Fostering health equity is one of the strategies MBF has embraced as part of its 2017-2019 strategic plan. According to the plan, MBF aims to develop and implement a health equity lens, help staff learn how to comfortably discuss equity; and “Share perspectives of residents regularly with grantees, staff, board, and community,” among other strategies.
“Focusing on health equity acknowledges that not all people need the same exact things to achieve health,” according to Talbot-Metz. She says the foundation staff has now revised their logic models (tools used by funders and other interested parties to conceptualize and evaluate change-making) and grant applications with an equity lens. In 2016, when we wrote earlier about the foundation’s direction, Talbot-Metz told us she thinks “a focus on equity can increase organizational effectiveness at every stage in the grantmaking process.”
These days, MBF is working to make good on that idea. “In the coming year, we will identify training opportunities in health equity for staff, board members, and grantees, and we will look for targeted interventions that can help eliminate the health disparities in our funding priority areas,” she adds.

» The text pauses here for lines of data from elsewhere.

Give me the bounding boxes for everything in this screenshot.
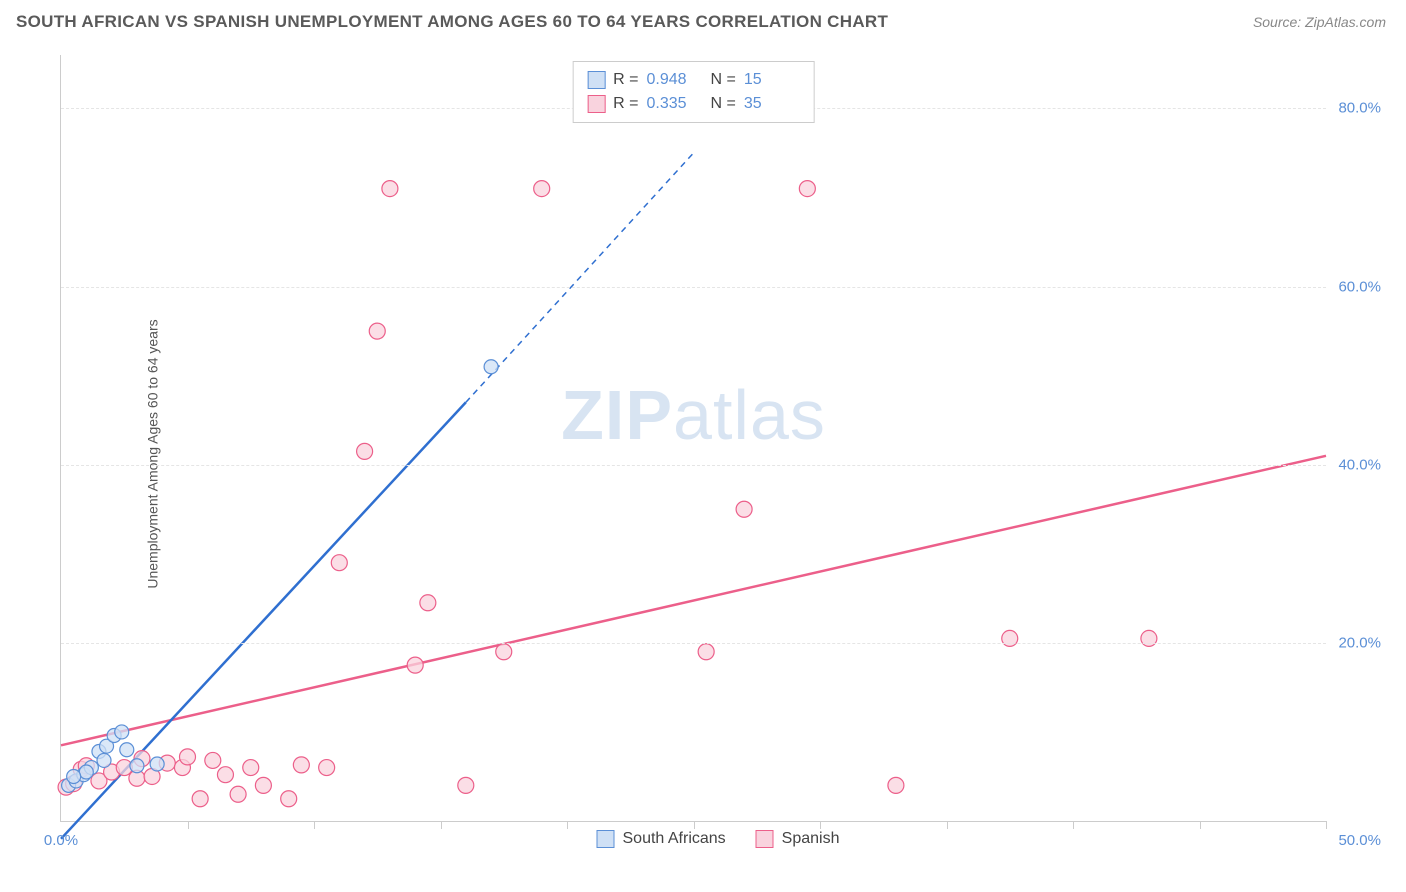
data-point-spanish xyxy=(319,760,335,776)
data-point-spanish xyxy=(382,181,398,197)
legend-correlation: R = 0.948 N = 15 R = 0.335 N = 35 xyxy=(572,61,815,123)
legend-r-label: R = xyxy=(613,71,638,89)
legend-n-value: 15 xyxy=(744,71,800,89)
legend-swatch xyxy=(756,830,774,848)
data-point-spanish xyxy=(888,777,904,793)
data-point-south-african xyxy=(130,759,144,773)
legend-r-value: 0.948 xyxy=(647,71,703,89)
legend-r-label: R = xyxy=(613,95,638,113)
x-tick-mark xyxy=(820,821,821,829)
data-point-south-african xyxy=(97,753,111,767)
x-tick-min: 0.0% xyxy=(44,832,78,849)
chart-title: SOUTH AFRICAN VS SPANISH UNEMPLOYMENT AM… xyxy=(16,12,888,32)
data-point-spanish xyxy=(534,181,550,197)
data-point-spanish xyxy=(255,777,271,793)
data-point-south-african xyxy=(67,769,81,783)
x-tick-mark xyxy=(314,821,315,829)
legend-n-label: N = xyxy=(711,95,736,113)
data-point-spanish xyxy=(1002,630,1018,646)
legend-r-value: 0.335 xyxy=(647,95,703,113)
data-point-spanish xyxy=(698,644,714,660)
data-point-spanish xyxy=(458,777,474,793)
data-point-spanish xyxy=(357,443,373,459)
legend-correlation-row: R = 0.948 N = 15 xyxy=(587,68,800,92)
y-tick-label: 80.0% xyxy=(1338,100,1381,117)
data-point-spanish xyxy=(799,181,815,197)
data-point-spanish xyxy=(736,501,752,517)
data-point-spanish xyxy=(369,323,385,339)
chart-area: Unemployment Among Ages 60 to 64 years Z… xyxy=(50,55,1386,852)
x-tick-mark xyxy=(441,821,442,829)
data-point-south-african xyxy=(79,765,93,779)
data-point-south-african xyxy=(120,743,134,757)
x-tick-mark xyxy=(694,821,695,829)
x-tick-mark xyxy=(947,821,948,829)
data-point-spanish xyxy=(230,786,246,802)
data-point-south-african xyxy=(150,757,164,771)
data-point-south-african xyxy=(115,725,129,739)
gridline-h xyxy=(61,465,1326,466)
data-point-spanish xyxy=(420,595,436,611)
x-tick-mark xyxy=(1073,821,1074,829)
legend-n-value: 35 xyxy=(744,95,800,113)
x-tick-mark xyxy=(1200,821,1201,829)
chart-header: SOUTH AFRICAN VS SPANISH UNEMPLOYMENT AM… xyxy=(0,0,1406,40)
y-tick-label: 20.0% xyxy=(1338,634,1381,651)
legend-swatch xyxy=(587,71,605,89)
data-point-spanish xyxy=(293,757,309,773)
legend-series-item: South Africans xyxy=(597,830,726,848)
gridline-h xyxy=(61,287,1326,288)
source-attribution: Source: ZipAtlas.com xyxy=(1253,14,1386,30)
legend-series-label: South Africans xyxy=(623,830,726,848)
data-point-spanish xyxy=(217,767,233,783)
legend-series-item: Spanish xyxy=(756,830,840,848)
trend-line-spanish xyxy=(61,456,1326,745)
gridline-h xyxy=(61,643,1326,644)
data-point-spanish xyxy=(192,791,208,807)
x-tick-mark xyxy=(188,821,189,829)
y-tick-label: 40.0% xyxy=(1338,456,1381,473)
legend-correlation-row: R = 0.335 N = 35 xyxy=(587,92,800,116)
legend-swatch xyxy=(597,830,615,848)
data-point-spanish xyxy=(496,644,512,660)
legend-series-label: Spanish xyxy=(782,830,840,848)
y-tick-label: 60.0% xyxy=(1338,278,1381,295)
data-point-spanish xyxy=(243,760,259,776)
data-point-spanish xyxy=(1141,630,1157,646)
x-tick-mark xyxy=(1326,821,1327,829)
data-point-spanish xyxy=(180,749,196,765)
data-point-spanish xyxy=(407,657,423,673)
data-point-spanish xyxy=(281,791,297,807)
trend-line-south-african-extrapolated xyxy=(466,153,694,402)
data-point-south-african xyxy=(484,360,498,374)
plot-svg xyxy=(61,55,1326,821)
legend-series: South Africans Spanish xyxy=(597,830,840,848)
data-point-spanish xyxy=(331,555,347,571)
legend-n-label: N = xyxy=(711,71,736,89)
x-tick-mark xyxy=(567,821,568,829)
data-point-spanish xyxy=(205,752,221,768)
plot-region: ZIPatlas R =0.948N =15R =0.335N =35 0.0%… xyxy=(60,55,1326,822)
legend-swatch xyxy=(587,95,605,113)
x-tick-max: 50.0% xyxy=(1338,832,1381,849)
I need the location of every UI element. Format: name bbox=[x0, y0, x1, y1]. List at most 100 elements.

A look at recent MBF grantmaking offers a sense of how its strategy is playing out. The foundation’s spring 2018 round of grants backed a variety of approaches to boosting the well-being of diverse populations in Spartanburg County. It awarded $580,650 in grants to 15 nonprofits, including the Adult Learning Center; Healthy Smiles of Spartanburg; the Spartanburg Lions Foundation, which offers free vision screenings; Big Brothers Big Sisters of the Upstate; Children’s Cancer Partners of the Carolinas; Spartanburg Alliance for the Mentally Ill; and the Upstate Warrior Solution. The largest grant for $223,000 over the next three years went to the Hope Center for Children, a repeat MBF grantee, in support of its parent education and family support programs.
MBF’s concentration on equity meshes with its related strategy of taking an upstream approach to improving community health for all, characterized by the inclusion of the social determinants of health in its grantmaking. Over the years, many of its grants have embraced this philosophy by focusing on making healthy food and activities accessible to the entire community, funding whole-family support for parenting and children’s health programs, and providing access to care for the uninsured.
The Mary Black Foundation is yet another health legacy foundation in the Southeast—an institution that was set up when a nonprofit health organization (the Mary Black Memorial Hospital) was sold to a for-profit entity (Quorum Health Group). Since the reconfiguration in the 90s, its assets have grown from $60 million to over $80 million and it has paid over $48 million in grants. It gave away over $2.9 million in 2017 and the next deadlines for its applications will be in early 2019.
According to Talbot-Metz, the Mary Black Foundation is in “a very strong position with a professional and passionate team, an engaged board of trustees, and a well-defined strategic plan.” She adds, “I can’t imagine a better time to be leading the organization. I am excited about serving the community in this new role!”